The nuances of data privacy and data protection regulations may feel like foreign territory for many IT teams. Indeed, they typically fall under the leadership of legal or compliance stakeholders. Still, the existing and emerging laws are introducing a new set of considerations for IT teams to address when sourcing, deploying, managing or sunsetting systems and working with third-party providers.

This article includes five key tips for IT teams to better understand the obligations and support their organization in a stronger data privacy compliance position.

  1. Understand the privacy and security implications of the current systems or collaboration applications that have been added to the environment to enable work from home. Corporations are more reliant upon collaboration tools than ever before, and most likely, not all the tools being used have been properly vetted or even put on IT’s radar. Privacy-sensitive information may be generated, stored, processed or shared via these tools outside the realms of existing data privacy policies and controls. Encryption standards and security protocols vary widely from provider to provider. A serious and comprehensive audit and risk assessment is needed to understand the potential privacy and security gaps in newly onboarded or expanded applications processing and/or storing personal or business critical information. Protection and governance around applications and systems are additional obligations that need to be addressed to maintain privacy compliance.
  2. Get a reality check on the privacy laws that apply to the regions where remote employees or contractors are living and working. In many ways, the new rules of the workplace are being rewritten in real time. With employees working from home, especially if they reside in regions with stringent data privacy laws, extra precautions may be needed to avoid legal and regulatory violations. For example, if the company is using monitoring software to track employee work or proctor an exam, additional consent documentation may be required. Understand the scope of use, be transparent and work with legal and HR to properly document consent and other necessary employee and applicable supplier agreements. Moreover, it is important to remember that the collection, storage and use of personal data or personal information, generated from security or monitoring tools (like biometric data or camera recordings), may be subject to multiple privacy regulations, and thus must be managed according to the company’s privacy and compliance policies. These regional considerations also extend to third parties, and IT must have visibility into how a third-party’s distributed workforce might affect the regions through which company data is flowing. These factors can directly impact compliance obligations, data mapping, contracting and other privacy-related issues. 
  3. Establish a knowledgeable governance conduit between IT and legal. Global data protection laws vary widely from country-to-country, and in the U.S., states are introducing or exploring unique regulations. Keeping up with these disparate and nuanced laws is a challenge. Companies that have already established a privacy committee across multiple business units have a good start, and should lean on that team while navigating privacy risk. In the absence of a dedicated committee, stakeholders should appoint an individual with information governance, data privacy and technical knowledge to serve as a conduit between IT, legal and compliance, with access to the C-suite level to effectively communicate risk and the issues being addressed. 
  4. Assess whether the new work from home infrastructure impacts company compliance with personal privacy and civil rights. For many people, working from home also means working beside roommates, partners and children. If video meetings or conversations are being recorded, the likeliness of voice, video or other potentially sensitive information of other persons within the home may be inadvertently captured and processed.

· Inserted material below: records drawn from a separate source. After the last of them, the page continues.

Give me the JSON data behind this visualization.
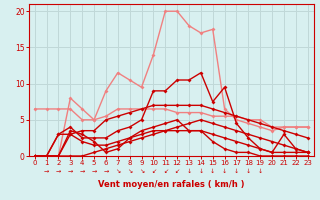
{
  "x": [
    0,
    1,
    2,
    3,
    4,
    5,
    6,
    7,
    8,
    9,
    10,
    11,
    12,
    13,
    14,
    15,
    16,
    17,
    18,
    19,
    20,
    21,
    22,
    23
  ],
  "lines": [
    {
      "y": [
        6.5,
        6.5,
        6.5,
        6.5,
        5.0,
        5.0,
        5.5,
        6.5,
        6.5,
        6.5,
        6.5,
        6.5,
        6.0,
        6.0,
        6.0,
        5.5,
        5.5,
        5.5,
        5.0,
        5.0,
        4.0,
        4.0,
        4.0,
        4.0
      ],
      "color": "#f08080",
      "lw": 1.0
    },
    {
      "y": [
        0,
        0,
        0,
        8.0,
        6.5,
        5.0,
        9.0,
        11.5,
        10.5,
        9.5,
        14.0,
        20.0,
        20.0,
        18.0,
        17.0,
        17.5,
        6.5,
        5.0,
        4.5,
        4.0,
        3.5,
        4.0,
        4.0,
        4.0
      ],
      "color": "#f08080",
      "lw": 1.0
    },
    {
      "y": [
        0,
        0,
        3.0,
        4.0,
        2.5,
        2.5,
        2.5,
        3.5,
        4.0,
        5.0,
        9.0,
        9.0,
        10.5,
        10.5,
        11.5,
        7.5,
        9.5,
        4.5,
        2.5,
        1.0,
        0.5,
        3.0,
        1.0,
        0.5
      ],
      "color": "#cc0000",
      "lw": 1.0
    },
    {
      "y": [
        0,
        0,
        0,
        3.0,
        3.5,
        3.5,
        5.0,
        5.5,
        6.0,
        6.5,
        7.0,
        7.0,
        7.0,
        7.0,
        7.0,
        6.5,
        6.0,
        5.5,
        5.0,
        4.5,
        4.0,
        3.5,
        3.0,
        2.5
      ],
      "color": "#cc0000",
      "lw": 1.0
    },
    {
      "y": [
        0,
        0,
        3.0,
        3.0,
        2.0,
        1.5,
        1.5,
        2.0,
        2.5,
        3.0,
        3.5,
        3.5,
        3.5,
        3.5,
        3.5,
        3.0,
        2.5,
        2.0,
        1.5,
        1.0,
        0.5,
        0.5,
        0.5,
        0.5
      ],
      "color": "#cc0000",
      "lw": 1.0
    },
    {
      "y": [
        0,
        0,
        0,
        0,
        0,
        0.5,
        1.0,
        1.5,
        2.0,
        2.5,
        3.0,
        3.5,
        4.0,
        4.5,
        5.0,
        4.5,
        4.0,
        3.5,
        3.0,
        2.5,
        2.0,
        1.5,
        1.0,
        0.5
      ],
      "color": "#cc0000",
      "lw": 1.0
    },
    {
      "y": [
        0,
        0,
        0,
        3.5,
        3.0,
        2.0,
        0.5,
        1.0,
        2.5,
        3.5,
        4.0,
        4.5,
        5.0,
        3.5,
        3.5,
        2.0,
        1.0,
        0.5,
        0.5,
        0.0,
        0.0,
        0.0,
        0.0,
        0.0
      ],
      "color": "#cc0000",
      "lw": 1.0
    }
  ],
  "bg_color": "#d8f0f0",
  "grid_color": "#c0d8d8",
  "axis_color": "#cc0000",
  "xlabel": "Vent moyen/en rafales ( km/h )",
  "ylabel_ticks": [
    0,
    5,
    10,
    15,
    20
  ],
  "xlim": [
    -0.5,
    23.5
  ],
  "ylim": [
    0,
    21
  ]
}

Similarly, sensitive data belonging to different companies may become intermingled when household members are sharing the same physical space or devices for work. These variables have the potential to create complicated issues or disputes around personal privacy, civil liberties and IP loss.
  5. Keep vendors accountable. Now is a good time to revisit certifications and service level or accountability agreements with third parties. Take time to examine the details of changes to vendors’ data protection practices and query regarding any applicable breaches that have occurred. Understand how third parties are maintaining business continuity, and whether that impacts the handling or location of your company’s data. Partner with legal and privacy teams to ensure they fully understand the types of data being transmitted or processed and the access level the vendors have to it. This effort can include conducting Privacy Impact Assessments and issuing updated and extensive Standardized Information Gathering Questionnaires to vendors, modifying existing Data Protection Agreements and revising service level agreements to adapt to new remote workforce challenges and needs.

IT’s participation in data privacy compliance must be a priority. IT teams that work strategically and collaboratively with privacy, legal and compliance leaders through every workplace transition and at key technology decision points will go a long way in helping reduce risk for their organization.